Asked at a media forum in St. Petersburg about Russia’s largest search engine, Yandex, storing its data on servers outside the country, Russian President Vladimir Putin said that the Internet was originally a “CIA project” and “is still developing as such.”
The former KGB agent is not totally wrong. The Internet does trace its origins back to data-sharing systems developed by U.S. intelligence in the 1980s. (Perhaps Putin has been catching up on the latest season of The Americans, which has to a large extent revolved around Russian spies trying to gain access to the ARPANET, an early version of the Internet developed by the U.S. Department of Defense.
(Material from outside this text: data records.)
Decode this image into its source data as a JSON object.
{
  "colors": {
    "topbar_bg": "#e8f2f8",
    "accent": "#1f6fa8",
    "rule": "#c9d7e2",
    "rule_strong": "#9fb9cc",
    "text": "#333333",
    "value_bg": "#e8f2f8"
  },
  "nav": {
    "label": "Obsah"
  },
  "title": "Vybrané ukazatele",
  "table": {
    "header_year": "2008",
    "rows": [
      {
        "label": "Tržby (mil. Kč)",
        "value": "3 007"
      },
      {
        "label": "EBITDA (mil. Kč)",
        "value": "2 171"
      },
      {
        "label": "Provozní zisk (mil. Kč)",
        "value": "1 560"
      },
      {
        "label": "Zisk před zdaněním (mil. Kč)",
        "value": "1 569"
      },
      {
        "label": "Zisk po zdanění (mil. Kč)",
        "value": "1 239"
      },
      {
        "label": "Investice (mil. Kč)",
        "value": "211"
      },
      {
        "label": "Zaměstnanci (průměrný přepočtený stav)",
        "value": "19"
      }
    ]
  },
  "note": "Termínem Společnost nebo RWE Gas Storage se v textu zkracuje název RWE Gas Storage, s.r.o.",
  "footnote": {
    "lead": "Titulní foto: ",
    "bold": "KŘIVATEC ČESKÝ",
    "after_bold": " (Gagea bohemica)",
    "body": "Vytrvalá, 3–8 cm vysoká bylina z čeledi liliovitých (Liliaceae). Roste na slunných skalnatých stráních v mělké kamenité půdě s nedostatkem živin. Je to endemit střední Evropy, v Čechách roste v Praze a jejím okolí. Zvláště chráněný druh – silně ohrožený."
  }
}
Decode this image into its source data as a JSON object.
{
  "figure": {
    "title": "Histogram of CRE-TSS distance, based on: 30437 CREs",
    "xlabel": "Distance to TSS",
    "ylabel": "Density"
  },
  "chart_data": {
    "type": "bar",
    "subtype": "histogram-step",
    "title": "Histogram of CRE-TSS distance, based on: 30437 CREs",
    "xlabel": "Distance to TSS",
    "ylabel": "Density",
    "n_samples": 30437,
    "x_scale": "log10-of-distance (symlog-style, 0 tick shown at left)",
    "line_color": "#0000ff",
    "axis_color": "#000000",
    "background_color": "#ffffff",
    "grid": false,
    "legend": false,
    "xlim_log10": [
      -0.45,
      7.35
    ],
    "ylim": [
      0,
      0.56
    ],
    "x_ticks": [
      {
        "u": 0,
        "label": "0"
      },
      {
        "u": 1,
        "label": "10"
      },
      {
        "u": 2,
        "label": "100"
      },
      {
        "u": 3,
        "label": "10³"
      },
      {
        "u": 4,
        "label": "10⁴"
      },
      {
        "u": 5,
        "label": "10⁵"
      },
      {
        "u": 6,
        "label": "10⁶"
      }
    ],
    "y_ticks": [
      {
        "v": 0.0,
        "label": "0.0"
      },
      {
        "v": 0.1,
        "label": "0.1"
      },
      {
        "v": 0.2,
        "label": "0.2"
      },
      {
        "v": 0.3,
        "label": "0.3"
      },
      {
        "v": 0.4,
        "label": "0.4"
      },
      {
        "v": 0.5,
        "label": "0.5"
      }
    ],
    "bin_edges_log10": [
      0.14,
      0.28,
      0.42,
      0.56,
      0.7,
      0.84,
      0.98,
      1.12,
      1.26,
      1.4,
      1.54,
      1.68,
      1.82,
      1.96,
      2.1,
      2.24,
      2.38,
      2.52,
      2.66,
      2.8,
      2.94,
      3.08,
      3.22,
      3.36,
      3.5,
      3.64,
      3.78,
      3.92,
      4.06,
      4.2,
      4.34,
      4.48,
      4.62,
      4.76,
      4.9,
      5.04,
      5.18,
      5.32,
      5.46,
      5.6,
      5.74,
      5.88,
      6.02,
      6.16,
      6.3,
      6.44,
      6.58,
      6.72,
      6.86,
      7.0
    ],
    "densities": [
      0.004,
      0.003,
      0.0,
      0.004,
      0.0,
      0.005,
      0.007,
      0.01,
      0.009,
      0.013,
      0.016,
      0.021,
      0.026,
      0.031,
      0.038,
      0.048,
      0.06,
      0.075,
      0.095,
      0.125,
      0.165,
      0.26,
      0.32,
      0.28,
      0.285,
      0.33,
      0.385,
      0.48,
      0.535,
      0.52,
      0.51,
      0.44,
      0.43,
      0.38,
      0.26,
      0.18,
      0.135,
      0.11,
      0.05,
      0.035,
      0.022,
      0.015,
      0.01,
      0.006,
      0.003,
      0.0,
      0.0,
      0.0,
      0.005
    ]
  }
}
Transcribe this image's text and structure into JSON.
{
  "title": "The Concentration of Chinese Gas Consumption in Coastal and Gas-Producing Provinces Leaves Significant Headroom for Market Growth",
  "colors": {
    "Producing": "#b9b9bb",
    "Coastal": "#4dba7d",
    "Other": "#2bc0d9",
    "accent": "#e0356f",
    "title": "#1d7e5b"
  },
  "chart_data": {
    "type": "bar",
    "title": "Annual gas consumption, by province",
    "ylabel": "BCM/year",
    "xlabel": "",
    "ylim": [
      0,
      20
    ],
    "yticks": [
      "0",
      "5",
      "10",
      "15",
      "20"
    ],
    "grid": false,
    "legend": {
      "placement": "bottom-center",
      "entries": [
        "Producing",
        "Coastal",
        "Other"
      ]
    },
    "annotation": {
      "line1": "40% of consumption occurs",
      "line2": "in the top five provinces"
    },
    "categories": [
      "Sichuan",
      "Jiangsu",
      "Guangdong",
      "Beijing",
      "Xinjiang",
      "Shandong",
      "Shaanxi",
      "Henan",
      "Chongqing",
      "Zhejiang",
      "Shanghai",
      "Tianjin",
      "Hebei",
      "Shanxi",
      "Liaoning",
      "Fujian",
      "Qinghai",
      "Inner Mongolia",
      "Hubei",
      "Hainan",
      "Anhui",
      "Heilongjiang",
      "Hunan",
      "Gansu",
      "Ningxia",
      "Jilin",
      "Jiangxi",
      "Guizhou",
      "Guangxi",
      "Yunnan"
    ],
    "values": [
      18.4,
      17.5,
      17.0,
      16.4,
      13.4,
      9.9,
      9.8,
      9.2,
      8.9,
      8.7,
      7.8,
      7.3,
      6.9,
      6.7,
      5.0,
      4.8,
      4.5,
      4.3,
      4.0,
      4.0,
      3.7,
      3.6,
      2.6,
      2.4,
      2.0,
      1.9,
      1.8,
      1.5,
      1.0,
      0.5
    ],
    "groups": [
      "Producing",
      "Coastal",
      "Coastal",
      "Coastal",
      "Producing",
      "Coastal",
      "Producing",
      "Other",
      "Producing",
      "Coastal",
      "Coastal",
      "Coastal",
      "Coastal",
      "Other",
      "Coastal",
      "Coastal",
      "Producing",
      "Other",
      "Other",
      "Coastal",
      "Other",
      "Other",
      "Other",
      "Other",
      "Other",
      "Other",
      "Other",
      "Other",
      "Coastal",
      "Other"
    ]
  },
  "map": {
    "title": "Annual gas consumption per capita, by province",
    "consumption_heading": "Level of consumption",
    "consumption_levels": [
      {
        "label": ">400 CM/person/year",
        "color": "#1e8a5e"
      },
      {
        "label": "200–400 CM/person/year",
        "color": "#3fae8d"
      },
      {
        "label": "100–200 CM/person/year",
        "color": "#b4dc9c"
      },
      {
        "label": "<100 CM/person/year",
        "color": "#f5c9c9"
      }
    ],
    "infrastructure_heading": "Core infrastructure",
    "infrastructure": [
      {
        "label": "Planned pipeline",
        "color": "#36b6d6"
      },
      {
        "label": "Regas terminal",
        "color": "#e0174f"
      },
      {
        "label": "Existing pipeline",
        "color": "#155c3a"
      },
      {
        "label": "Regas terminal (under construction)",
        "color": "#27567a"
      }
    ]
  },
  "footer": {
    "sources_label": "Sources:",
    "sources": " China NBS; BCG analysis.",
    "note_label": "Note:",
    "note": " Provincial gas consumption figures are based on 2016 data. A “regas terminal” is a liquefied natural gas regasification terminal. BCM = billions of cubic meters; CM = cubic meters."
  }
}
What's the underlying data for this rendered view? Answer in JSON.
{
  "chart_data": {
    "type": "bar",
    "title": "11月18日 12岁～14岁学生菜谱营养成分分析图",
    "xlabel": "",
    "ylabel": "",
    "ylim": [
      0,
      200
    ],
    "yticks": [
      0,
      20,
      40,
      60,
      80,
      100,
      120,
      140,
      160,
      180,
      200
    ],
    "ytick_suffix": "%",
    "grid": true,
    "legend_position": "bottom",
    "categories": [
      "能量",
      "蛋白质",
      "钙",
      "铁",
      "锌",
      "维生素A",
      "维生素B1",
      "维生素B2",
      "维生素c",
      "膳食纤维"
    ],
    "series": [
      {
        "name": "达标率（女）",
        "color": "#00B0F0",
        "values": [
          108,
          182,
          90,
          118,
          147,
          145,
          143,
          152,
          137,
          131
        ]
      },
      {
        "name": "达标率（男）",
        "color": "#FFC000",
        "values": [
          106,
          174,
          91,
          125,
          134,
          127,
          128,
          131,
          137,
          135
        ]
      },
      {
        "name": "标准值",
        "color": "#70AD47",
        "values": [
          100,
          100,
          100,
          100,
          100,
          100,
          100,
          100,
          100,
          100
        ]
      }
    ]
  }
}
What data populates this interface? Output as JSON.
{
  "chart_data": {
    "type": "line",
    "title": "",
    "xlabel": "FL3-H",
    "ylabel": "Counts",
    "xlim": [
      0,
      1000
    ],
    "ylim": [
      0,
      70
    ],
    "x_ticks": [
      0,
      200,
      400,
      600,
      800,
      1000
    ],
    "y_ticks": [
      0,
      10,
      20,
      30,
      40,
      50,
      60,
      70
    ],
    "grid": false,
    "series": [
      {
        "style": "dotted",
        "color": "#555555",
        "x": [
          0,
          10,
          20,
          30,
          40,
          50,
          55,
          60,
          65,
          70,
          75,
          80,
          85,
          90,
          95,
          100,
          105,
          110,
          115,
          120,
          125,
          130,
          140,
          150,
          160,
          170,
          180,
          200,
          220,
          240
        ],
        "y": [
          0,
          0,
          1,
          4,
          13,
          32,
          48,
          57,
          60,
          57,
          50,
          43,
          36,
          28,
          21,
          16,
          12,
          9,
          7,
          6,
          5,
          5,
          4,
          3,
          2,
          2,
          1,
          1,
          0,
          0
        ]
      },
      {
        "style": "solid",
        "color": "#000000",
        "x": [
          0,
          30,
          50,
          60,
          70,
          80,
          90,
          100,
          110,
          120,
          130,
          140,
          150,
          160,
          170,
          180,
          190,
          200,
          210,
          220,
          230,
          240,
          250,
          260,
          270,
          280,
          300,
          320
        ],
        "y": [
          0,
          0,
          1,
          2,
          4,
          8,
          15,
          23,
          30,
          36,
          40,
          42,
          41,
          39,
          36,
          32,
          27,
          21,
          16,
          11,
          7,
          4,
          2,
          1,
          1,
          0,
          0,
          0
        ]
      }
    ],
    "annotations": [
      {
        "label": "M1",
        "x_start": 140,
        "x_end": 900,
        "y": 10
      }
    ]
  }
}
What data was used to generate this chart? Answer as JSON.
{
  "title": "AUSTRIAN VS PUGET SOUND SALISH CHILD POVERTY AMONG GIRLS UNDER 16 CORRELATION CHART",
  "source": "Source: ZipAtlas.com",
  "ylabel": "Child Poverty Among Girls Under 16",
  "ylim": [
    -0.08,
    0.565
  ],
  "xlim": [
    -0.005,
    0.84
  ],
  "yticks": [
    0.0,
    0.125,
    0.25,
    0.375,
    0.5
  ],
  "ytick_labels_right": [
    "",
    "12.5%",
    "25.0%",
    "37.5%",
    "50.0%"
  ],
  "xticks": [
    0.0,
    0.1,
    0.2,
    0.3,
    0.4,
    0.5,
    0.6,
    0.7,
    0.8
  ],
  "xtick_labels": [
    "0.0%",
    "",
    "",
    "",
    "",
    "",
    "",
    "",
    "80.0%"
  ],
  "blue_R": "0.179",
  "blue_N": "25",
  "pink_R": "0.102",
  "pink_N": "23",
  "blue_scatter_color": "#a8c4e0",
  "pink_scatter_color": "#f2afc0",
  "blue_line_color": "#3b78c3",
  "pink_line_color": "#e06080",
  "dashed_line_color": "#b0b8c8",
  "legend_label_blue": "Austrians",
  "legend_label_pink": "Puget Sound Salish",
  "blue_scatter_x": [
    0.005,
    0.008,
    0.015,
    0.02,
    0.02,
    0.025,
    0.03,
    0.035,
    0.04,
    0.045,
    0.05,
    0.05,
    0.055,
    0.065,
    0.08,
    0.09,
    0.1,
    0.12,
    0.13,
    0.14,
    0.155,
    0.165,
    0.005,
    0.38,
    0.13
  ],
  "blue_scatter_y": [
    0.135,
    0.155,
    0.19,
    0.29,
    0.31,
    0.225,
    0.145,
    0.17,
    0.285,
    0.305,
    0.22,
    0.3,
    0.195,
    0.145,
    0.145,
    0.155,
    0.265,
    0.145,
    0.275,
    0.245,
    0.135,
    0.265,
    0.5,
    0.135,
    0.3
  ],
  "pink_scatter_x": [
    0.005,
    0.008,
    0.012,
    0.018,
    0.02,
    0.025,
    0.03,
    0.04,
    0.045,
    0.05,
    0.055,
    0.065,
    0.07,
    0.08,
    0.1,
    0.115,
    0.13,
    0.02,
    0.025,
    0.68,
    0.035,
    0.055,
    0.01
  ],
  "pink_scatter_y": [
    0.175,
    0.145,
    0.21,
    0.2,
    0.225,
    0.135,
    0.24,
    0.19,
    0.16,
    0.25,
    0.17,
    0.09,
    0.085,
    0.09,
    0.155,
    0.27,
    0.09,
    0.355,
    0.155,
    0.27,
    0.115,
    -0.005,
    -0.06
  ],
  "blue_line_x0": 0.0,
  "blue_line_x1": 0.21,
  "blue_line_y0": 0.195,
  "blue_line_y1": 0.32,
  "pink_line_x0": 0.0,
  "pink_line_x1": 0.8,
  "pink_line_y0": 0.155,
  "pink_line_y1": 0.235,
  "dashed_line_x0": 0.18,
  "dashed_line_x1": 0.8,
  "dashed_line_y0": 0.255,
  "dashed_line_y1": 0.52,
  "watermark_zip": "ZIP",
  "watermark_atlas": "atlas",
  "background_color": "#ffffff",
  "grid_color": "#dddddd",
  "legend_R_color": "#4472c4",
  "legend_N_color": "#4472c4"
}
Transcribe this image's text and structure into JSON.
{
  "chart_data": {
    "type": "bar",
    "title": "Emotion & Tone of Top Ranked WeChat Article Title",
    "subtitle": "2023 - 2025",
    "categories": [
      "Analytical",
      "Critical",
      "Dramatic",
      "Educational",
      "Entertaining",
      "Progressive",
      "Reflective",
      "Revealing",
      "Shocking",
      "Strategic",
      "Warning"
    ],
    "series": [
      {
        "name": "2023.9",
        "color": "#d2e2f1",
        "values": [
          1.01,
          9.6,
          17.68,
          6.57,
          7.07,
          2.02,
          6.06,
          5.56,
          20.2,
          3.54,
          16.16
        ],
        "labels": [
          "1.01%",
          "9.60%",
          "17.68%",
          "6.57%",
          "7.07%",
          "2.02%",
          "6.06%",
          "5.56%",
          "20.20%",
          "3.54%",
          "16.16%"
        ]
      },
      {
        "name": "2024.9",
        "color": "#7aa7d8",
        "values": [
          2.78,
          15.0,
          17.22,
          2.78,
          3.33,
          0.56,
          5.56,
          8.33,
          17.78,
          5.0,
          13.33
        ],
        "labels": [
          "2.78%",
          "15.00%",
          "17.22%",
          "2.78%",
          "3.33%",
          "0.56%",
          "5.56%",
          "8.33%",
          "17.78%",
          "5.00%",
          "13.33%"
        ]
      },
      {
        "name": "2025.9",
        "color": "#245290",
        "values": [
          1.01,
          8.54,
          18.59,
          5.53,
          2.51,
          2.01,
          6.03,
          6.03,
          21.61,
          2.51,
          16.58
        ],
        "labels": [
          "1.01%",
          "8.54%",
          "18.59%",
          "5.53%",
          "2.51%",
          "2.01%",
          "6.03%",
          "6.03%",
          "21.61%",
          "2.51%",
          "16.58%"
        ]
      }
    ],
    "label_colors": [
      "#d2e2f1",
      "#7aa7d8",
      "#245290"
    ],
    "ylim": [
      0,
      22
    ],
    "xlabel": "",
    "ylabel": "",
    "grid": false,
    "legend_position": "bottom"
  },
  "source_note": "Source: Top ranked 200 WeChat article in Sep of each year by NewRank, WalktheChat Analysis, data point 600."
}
Between the series and Israeli spy Jonathan Pollard’s brief return to the news cycle, ARPANET is enjoying something of a cultural moment right now.)
Putin’s comments do seem a bit portentous coming just days after Pavel Durov, founder of VKontake, Russia’s largest social networking site, fled the country saying he had been forced to resign as the company’s CEO after he refused to share users’ personal data with the authorities. Durov is facing accusations of embezzlement, a charge the Kremlin has also used against other prominent Kremlin critics.
As Yekaterina Kravtsova of the Moscow Times put it, “The move to oust Durov is widely seen as part of a wider campaign by the Kremlin to tighten its grip on the Internet, and observers said the authorities aimed to ‘cleanse’ the management of Russian Internet companies in the hopes of gaining control of their content.”
This week the Russian parliament also passed legislation that could require foreign tech companies to store Russian customer data on Russian soil or be barred from operating in the country. The legislation could have serious consequences for U.S. companies including Google, Facebook, and Microsoft, which owns Skype. Another new rule will require popular bloggers to register with the government.
Russia is one of a number of countries pushing the idea of “Internet sovereignty”: the notion that governments—rather than multinational corporations based in the United States or U.S.-founded agencies like the ICANN, which is responsible for the Internet’s global domain name system—should have control over their own internal cyberspaces.
Brazil has been at the forefront of the movement; it considered, but eventually dropped, a data storage law similar to the one Russia just passed. And the movement has understandably picked up steam since Edward Snowden’s revelations about NSA surveillance made it more difficult for the U.S. government to claim it has no interest in interfering with the free movement of information around the globe.
Internet sovereignty might be a little easier to take seriously as a concept if many of the governments that are most enthusiastic about it weren’t so blatantly interested in policing their citizens’ Internet use. Iran, for instance, has been for years been pushing a “national Internet” project aimed at keeping unwelcome outside influences from reaching its citizens.
Until recently, Russia wasn’t really one of these countries. While state control over the media was fairly extensive, the Russian Internet was fairly unfettered, with few restrictions on political content on sites like VKontake and LiveJournal. (LiveJournal, bizarrely, remains extremely popular in Russia long after its American heyday: It’s the Web platform of choice for both Prime Minister Dmitry Medvedev and opposition leader Alexei Navalny.)
Following the Arab Spring and the protests surrounding Putin’s return to the presidency, things started to change. In 2012 a law was passed making it easier for the government to shut down offending websites. It was billed as a way to crack down on child pornography—one lawmaker memorably blamed opposition to it on the “pedophile lobby”—but other countries have used similar laws in the past as a pretext for making it easier to block offensive political content. Last December another law was passed making it easier to block websites that promote “extremism.”
Despite what Putin told Edward Snowden recently, the Russian president’s recent comments and his government’s recent moves seem to suggest that the Kremlin’s role in monitoring and managing the Russian Internet is going to become quite a bit more hands-on.